I came home to Kolda the other day to find everyone in the thick of Ramadan. I had been gone for a work meeting in another part of Senegal. Breakfast stands had vanished, candied dates were being sold everywhere, and young men had stamped out the last of their cigarettes. My co-passengers remained silent for our entire 5-hour journey, the seven of us intimately squished in a Peugeot station wagon.
When Ramadan arrives, there is a seriousness to everything.
I decided this year I wouldn’t do the dance of seeing whether I could fast like everyone else. This is the fourth Ramadan I’ve experienced while living in Muslim countries (once in Morocco, three times in Senegal). I usually fast for at least a few days.
I fasted for the entire month when I lived in Morocco (meaning I refrained from food and drink during daylight hours and consumed only at night). It invigorated me. But those were also the days when I played integration like a game, dating a Moroccan guy and doodling Arabic in my notebooks. I loved haggling endlessly in the markets, drinking ultra-sweet tea, and doing things that made me feel like I fit in.
But in the end, no one is asking me to be more Senegalese. I’m not Muslim, and no one is hoping I’ll become a religious convert. The experience of fasting made me more compassionate toward Ramadan’s meaning and toward the dedication it requires. But of the things I’ve learned, one of the most important is knowing when to stop proving yourself to others, and most of all, to yourself.
Someone in the New Yorker recently quoted the anthropologist Lévi-Strauss as saying, “[I]n an encounter between two cultures, you have to find the right distance in order to really get to know each other.”
Many Peace Corps volunteers dread Ramadan and plan vacations to escape it. For those who live in villages, Ramadan can be especially rough: even less food than normal, thus more pangs of starvation. Our work projects slow down. People in our communities are tired and thirsty, so it’s difficult to convince them to help double-dig soil, start up community gardens, or give young women self-esteem building workshops. It is frustrating sometimes to feel like everything is on hold
For any type of traveler in a Muslim country during Ramadan, it can be hard to experience things as they would be normally. Businesses are closed or have unpredictable hours, making breakfast and lunch hard to find. People expect modesty, so engaging in vacation behavior, such as tanning on the beach in a bikini, is tricky.
Sometimes during this month, sunlight seems like a punishment, an examination lamp upon everyone’s movements and desires. But experiencing Ramadan, whether you’re fasting or not, can be a worthy, eye-opening cultural undertaking.

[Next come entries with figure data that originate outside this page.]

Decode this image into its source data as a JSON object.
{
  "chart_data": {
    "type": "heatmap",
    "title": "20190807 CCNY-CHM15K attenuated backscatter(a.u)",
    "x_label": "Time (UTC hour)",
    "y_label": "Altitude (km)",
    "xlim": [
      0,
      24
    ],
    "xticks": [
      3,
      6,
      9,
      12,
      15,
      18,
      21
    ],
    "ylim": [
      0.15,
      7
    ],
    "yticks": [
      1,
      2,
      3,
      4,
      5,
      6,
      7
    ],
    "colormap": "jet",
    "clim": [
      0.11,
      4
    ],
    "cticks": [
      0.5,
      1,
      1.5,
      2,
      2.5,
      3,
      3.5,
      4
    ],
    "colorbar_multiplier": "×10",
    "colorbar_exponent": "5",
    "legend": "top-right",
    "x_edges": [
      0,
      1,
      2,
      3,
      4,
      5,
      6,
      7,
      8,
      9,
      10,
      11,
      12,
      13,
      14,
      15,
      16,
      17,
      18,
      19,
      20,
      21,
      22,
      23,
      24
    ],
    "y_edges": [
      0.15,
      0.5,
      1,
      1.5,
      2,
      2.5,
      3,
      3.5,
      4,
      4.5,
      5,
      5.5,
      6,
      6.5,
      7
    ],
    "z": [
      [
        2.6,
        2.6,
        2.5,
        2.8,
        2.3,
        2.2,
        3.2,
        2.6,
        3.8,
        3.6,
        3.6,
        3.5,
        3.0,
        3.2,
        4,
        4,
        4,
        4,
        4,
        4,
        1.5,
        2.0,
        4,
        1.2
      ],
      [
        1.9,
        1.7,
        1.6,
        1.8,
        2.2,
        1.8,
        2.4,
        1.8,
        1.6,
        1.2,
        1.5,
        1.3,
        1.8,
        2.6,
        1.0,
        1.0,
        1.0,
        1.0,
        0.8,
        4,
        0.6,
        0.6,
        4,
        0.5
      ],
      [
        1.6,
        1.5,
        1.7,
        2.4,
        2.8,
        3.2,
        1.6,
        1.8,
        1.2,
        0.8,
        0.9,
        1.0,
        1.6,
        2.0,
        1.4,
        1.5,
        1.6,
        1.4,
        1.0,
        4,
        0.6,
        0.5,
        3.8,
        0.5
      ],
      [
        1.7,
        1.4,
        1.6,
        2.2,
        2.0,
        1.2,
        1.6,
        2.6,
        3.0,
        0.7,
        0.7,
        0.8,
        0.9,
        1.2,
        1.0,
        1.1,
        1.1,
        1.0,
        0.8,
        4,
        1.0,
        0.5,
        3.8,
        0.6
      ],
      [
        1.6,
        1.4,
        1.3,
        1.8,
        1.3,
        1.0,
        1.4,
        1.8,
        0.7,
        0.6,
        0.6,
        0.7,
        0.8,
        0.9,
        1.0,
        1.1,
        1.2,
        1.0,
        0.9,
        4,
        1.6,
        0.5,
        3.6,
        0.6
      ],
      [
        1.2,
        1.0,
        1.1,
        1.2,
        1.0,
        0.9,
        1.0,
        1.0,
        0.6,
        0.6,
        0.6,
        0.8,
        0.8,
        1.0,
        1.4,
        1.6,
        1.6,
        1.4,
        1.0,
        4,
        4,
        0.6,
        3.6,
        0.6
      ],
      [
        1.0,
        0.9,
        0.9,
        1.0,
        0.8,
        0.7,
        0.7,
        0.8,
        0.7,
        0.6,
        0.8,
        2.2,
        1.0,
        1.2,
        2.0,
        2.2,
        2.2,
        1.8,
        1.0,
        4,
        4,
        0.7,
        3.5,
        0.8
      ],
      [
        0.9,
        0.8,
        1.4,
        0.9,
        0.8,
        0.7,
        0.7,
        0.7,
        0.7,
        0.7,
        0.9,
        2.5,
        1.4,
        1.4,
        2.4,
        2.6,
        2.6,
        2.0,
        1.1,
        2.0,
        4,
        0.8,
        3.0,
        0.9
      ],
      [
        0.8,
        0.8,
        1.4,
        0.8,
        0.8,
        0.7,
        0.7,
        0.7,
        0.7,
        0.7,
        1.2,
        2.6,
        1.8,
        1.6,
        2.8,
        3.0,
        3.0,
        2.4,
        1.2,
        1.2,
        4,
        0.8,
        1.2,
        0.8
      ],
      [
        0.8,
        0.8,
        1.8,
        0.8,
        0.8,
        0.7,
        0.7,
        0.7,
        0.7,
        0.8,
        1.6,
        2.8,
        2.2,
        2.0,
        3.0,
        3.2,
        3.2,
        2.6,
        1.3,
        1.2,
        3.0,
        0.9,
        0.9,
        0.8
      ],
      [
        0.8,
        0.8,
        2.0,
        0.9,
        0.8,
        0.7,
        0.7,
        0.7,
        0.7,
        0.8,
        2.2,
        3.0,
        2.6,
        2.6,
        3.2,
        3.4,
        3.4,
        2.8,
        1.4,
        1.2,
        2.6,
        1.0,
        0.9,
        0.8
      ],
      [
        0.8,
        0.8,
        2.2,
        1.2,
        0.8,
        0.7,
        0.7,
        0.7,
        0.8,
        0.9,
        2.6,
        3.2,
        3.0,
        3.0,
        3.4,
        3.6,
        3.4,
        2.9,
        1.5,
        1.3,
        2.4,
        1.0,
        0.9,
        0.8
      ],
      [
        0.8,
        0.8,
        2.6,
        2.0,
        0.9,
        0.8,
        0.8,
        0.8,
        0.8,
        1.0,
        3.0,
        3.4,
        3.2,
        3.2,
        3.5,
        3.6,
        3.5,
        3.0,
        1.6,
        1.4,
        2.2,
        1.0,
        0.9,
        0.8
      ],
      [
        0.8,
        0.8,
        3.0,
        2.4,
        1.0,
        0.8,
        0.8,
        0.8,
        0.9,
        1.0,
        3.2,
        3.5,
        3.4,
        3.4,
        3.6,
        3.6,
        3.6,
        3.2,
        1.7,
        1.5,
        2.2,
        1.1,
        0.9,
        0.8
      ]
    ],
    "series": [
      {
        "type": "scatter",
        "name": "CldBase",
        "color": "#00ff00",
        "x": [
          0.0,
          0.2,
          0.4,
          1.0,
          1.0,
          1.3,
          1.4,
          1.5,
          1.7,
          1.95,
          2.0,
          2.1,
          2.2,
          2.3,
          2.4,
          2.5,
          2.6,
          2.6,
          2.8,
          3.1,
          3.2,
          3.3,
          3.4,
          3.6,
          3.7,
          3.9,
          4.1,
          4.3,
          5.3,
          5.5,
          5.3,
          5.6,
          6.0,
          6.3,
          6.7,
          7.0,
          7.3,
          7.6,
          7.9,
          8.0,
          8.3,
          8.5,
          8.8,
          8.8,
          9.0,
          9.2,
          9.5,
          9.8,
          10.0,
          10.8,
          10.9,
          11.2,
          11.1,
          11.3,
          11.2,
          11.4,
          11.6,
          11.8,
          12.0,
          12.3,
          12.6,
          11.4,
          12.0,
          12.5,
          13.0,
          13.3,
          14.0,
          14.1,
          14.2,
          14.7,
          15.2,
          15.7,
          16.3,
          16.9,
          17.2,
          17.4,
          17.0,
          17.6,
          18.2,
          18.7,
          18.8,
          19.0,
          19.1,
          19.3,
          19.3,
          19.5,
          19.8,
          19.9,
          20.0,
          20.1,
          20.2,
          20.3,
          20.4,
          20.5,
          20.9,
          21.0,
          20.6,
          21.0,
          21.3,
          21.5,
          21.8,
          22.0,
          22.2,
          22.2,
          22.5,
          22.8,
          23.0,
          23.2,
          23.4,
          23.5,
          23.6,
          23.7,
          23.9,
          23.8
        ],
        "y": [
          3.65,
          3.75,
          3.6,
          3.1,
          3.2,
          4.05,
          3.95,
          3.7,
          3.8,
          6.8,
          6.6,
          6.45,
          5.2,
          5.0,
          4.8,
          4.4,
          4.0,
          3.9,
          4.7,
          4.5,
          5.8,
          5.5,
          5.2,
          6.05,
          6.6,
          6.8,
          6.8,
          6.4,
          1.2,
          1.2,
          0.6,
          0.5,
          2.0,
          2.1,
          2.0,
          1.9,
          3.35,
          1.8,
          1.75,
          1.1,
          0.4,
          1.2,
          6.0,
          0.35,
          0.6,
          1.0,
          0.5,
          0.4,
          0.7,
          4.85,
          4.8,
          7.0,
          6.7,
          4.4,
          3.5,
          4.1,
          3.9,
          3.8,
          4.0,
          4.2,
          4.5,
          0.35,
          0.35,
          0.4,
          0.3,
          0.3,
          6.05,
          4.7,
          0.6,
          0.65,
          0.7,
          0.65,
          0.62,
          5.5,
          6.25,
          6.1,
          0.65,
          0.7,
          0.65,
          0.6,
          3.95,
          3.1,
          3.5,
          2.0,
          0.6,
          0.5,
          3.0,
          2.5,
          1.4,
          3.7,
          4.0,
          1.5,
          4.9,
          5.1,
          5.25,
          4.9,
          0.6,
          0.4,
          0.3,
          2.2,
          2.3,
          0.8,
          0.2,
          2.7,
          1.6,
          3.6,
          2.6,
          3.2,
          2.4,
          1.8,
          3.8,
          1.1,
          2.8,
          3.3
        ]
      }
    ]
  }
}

The main way to participate in Ramadan as a non-Muslim is to restrict yourself from eating or drinking publicly during the day. You feel how challenging it is to ride a bike uphill or take an all-day dusty car ride with locals when you can’t sneak even a sip of water. You may feel, even if artificially, the sense of community during Ramadan, of everyone around you sharing the same physical torment. Later, in the safety of your hotel room, you can scarf down a few Clif bars and realize what a fortunate experience it is to eat.
Ramadan is also interesting because rather than being a private religious ritual, it is evident in the very rhythms of the day. In Senegal, it is a rare month to choose to travel (both culturally and seasonally), so you’re not likely to encounter many other tourists. You’ll experience the emptiness of sundown, when the streets are vacant because everyone is breaking the fast; the chatter around midnight, when people are eating dinner; and the unusual calm of morning, when people are still dozing after their 5 a.m. snack and prayer. If you’re staying with locals, they’ll usually invite you to break the fast with them.
An outsider is bound to notice the distinctness of Ramadan—its odd schedule, the special foods eaten, the way it’s the subject on everyone’s lips—and walk away with this memory from their travels.
I’ll spend the rest of the month hiding my eating habits. I’ll be crouched on the floor of my hut cracking open cans with my Swiss Army knife for my one-woman lunch. I’ll be at the 9 p.m. dinner bowl for the odd ones out: the kids who are too young to fast, the menstruating, the ill, and me. And maybe, like Lévi-Strauss said in the quote above, that puts me at the right distance.